Un’Altra Ultima Cena completa da Trilogia del Gas, o SaGas, della Compagnia Respira Forte, iniziata con Re-Spira Forte (Gennaio 2016), e proseguita con La Benedizione dell’Insonnia (Gennaio 2017). Il filo conduttore è il gas, appunto, come metafora del sonno e della morte, mentre le tematiche sono legate alla realtà, alla storia, alle vicende umane e al modo in cui si intrecciano con le vite di ciascuno di noi, diventando così universali. In Re-spira Forte il gas era quello di scarico di un’auto, che portava a compimento il desiderio di suicidio di una coppia conosciutasi on line. Nella Benedizione è una fuga di gas quella che fa esplodere un appartamento, catapultando per il lunghissimo istante che precede la morte tre sconosciuti nella difficile elaborazione della propria morte accidentale o, ancora peggio, casuale. Infine, con la Cena il protagonista è il più infame dei gas, lo Zyklon-B, usato nei campi di sterminio nazisti e sentenza di morte per un regista che comunque si attacca alla vita con le unghie e con i denti, cercando di continuare a credere alla speranza.
Sinossi
Nel ghetto di Terezìn ci sono gli ebrei. Ma non ebrei qualunque: gli artisti, i cineasti, gli eroi di guerra. Quelli che, secondo il Reich, meritano un “trattamento speciale”. Che, per intenderci, non è molto diverso da quello di tutti gli altri ebrei: fame, lavoro sfiancante, disumanizzazione. Ma c’è anche una cena elegante, a Terezìn, con un’attrice e un regista famoso. C’è un film quasi finito, pronto da montare, che sarà certamente un successo eccezionale. E c’è anche a Terezìn la Grande Germania che aspetta la voce della Propaganda, per intraprendere finalmente il cammino a cui è destinata.
Presentazione
Cosa serve alle persone per essere felici? Una giustificazione all’ignoranza. Una frase da gettare lì quando le discussioni diventano troppo complicate, come le tende che si montano da sole della Quechua. Un telo, possibilmente colorato, dietro cui nascondere ciò di cui sanno che dovrebbero vergognarsi, ma che fa fatica spostare da dov’è. Una formula per rendere l’osceno accettabile. O, meglio ancora, virtuoso.

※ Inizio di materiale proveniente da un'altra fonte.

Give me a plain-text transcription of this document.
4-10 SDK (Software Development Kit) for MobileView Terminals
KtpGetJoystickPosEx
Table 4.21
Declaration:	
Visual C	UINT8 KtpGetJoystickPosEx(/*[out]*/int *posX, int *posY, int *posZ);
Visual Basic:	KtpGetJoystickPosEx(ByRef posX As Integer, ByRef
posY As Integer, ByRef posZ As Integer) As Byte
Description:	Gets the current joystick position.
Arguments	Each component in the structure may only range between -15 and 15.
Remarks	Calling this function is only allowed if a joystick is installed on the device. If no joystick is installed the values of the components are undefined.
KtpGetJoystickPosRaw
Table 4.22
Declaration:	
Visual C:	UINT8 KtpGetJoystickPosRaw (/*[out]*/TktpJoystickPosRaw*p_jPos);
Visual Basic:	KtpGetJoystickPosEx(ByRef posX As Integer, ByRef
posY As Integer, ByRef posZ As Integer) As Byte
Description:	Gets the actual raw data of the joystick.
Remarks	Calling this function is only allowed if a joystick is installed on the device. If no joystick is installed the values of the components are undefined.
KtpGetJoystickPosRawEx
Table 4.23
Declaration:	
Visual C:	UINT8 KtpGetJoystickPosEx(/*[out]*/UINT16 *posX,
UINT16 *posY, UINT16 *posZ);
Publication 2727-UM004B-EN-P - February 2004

A questo serve la Propaganda, che è stata inventata dai nazisti ma è stata usata con grandissimi virtuosismi dai politici di tutti gli schieramenti, di tutti i Paesi, di tutti i tempi, successivi e precedenti. E naturalmente dai pubblicitari, dagli autori televisivi, dai social media manager.
A Terezìn, nel 1944, quasi alla fine della Seconda Guerra mondiale, venne girato uno dei primissimi esempi di manipolazione di massa. Un film in cui un campo di concentramento veniva rappresentato come una serena riserva di lavoro, in cui gli ebrei potevano vivere in relativa armonia. Fortunatamente non ne sono rimaste copie integre. Sfortunatamente, invece, l’idea di mistificare la realtà è stata spesso ripresa in altri ambiti, forse meno mostruosi ma non meno significativi.
In fondo, cos’è la realtà se non quello a cui credono tutti? E come si fa a non credere a qualcosa che ci rende felici? Un’Altra Ultima Cena parla di Terezìn, dei Campi di Concentramento e Sterminio, delle camere a gas. Ma parla soprattutto del potere della Propaganda, del suo ammiccante fascino, della sua sinuosa partecipazione alla maggior parte degli eventi della nostra contemporaneità. A chi si deve credere? A chi si può credere? È possibile dare una risposta a questa domanda?